Com curadoria focada em estilos variados, a programação inclui filmes como Âmago, que desafia a percepção de suspense, e Lagoa Azul – Território Ameaçado, uma crítica urgente à especulação imobiliária em áreas de preservação ambiental. Em Sertão, de Ricardo Sena, a bucólica narrativa revela as tensões da violência crescente. Marcos, o Errante, de Thiago Brandão, oferece uma visão profunda sobre a vida nas ruas de Salvador.
De cineclube a festival
Mateus Lima, curador do evento, compartilha que a origem do festival remonta ao Cine Clube CBX, que estabeleceu um novo ritmo para a troca cultural. Este ano, 48 curtas foram inscritos, dificultando a seleção. A curadoria prioriza a força narrativa, a originalidade e a conexão com o público, revelando um panorama do cinema baiano que é ao mesmo tempo inovador e representativo.
Desafios superados
Realizar um festival independente nunca é simples.
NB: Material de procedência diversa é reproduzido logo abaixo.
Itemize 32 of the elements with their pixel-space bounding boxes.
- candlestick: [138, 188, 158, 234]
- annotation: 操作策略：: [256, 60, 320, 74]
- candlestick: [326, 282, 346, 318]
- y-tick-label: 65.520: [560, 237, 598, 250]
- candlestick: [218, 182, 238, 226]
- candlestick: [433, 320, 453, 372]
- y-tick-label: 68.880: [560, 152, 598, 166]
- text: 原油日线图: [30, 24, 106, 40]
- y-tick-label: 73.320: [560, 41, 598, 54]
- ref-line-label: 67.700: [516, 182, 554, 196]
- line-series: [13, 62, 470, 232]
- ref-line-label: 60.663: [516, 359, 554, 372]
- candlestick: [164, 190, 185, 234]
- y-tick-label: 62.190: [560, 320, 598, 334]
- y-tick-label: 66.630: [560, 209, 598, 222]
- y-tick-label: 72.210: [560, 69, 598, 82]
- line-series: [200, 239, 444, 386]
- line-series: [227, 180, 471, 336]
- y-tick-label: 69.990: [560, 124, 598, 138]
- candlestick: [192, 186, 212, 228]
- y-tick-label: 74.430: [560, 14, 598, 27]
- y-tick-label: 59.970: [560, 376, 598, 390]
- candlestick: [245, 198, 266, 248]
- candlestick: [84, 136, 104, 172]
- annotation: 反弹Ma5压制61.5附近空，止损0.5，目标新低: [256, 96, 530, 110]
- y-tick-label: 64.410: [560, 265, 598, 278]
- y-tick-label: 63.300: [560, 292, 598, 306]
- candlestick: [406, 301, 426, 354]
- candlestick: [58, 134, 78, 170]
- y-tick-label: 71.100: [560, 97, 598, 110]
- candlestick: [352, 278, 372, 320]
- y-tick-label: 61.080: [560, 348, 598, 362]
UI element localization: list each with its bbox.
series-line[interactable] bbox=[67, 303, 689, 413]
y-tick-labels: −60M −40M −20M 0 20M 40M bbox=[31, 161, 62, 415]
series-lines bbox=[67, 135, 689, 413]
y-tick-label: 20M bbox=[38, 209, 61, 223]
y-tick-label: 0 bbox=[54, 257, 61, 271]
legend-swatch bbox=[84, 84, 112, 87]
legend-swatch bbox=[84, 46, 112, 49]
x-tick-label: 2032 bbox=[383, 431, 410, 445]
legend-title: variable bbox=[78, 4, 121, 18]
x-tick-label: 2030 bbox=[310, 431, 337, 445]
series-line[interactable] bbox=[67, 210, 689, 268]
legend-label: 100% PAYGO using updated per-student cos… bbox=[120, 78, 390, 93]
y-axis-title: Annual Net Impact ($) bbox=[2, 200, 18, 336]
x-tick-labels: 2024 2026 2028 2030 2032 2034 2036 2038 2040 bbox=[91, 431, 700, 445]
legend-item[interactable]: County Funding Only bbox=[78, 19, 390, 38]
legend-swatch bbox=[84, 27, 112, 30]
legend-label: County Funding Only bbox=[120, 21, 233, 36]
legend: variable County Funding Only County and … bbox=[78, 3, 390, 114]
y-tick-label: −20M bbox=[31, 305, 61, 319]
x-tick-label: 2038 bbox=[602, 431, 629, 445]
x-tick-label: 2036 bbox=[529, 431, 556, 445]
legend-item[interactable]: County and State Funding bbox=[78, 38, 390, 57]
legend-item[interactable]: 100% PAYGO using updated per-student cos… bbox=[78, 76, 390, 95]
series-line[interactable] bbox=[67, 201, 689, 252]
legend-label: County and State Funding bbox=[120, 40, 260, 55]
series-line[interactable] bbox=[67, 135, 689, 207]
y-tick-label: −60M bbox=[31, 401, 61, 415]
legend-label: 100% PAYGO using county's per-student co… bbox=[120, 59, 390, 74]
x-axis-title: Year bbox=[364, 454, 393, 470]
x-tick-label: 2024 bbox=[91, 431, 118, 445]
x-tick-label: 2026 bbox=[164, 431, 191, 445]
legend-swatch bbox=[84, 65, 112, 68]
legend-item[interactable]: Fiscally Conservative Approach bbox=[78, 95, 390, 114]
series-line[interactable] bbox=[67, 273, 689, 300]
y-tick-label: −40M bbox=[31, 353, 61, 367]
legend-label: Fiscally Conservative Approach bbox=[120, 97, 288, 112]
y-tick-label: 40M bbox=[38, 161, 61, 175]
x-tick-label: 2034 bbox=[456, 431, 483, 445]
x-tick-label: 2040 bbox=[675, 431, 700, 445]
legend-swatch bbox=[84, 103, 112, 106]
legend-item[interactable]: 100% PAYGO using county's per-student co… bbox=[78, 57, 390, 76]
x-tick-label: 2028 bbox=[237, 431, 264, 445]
Desde sua criação, os organizadores enfrentaram desafios significativos ao estruturar um evento competitivo. Mateus destacou que o primeiro ano exigiu um intenso aprendizado sobre gestão e comunicação. As sessões regulares do cineclube consolidaram uma comunidade fiel, essencial para o sucesso desta nova edição.
Ao resgatar a tradição dos cinemas de rua, o evento busca democratizar o acesso ao audiovisual, reafirmando a importância cultural de espaços como o Sesi Casa Branca. Mateus enfatiza: “Descentralizar as sessões é uma forma concreta de democratizar o audiovisual, preservando uma experiência coletiva essencial à identidade da Cidade Baixa.”

Sertão, de Ricardo Sena | Foto: Divulgação
A segunda edição do festival não é apenas uma celebração do audiovisual, mas um convite à sociedade para se engajar e apoiar o cinema local em sua pluralidade e urgência. Que venham mais filmes, mais histórias e mais diálogos. Quem vai se juntar a esta movimentação?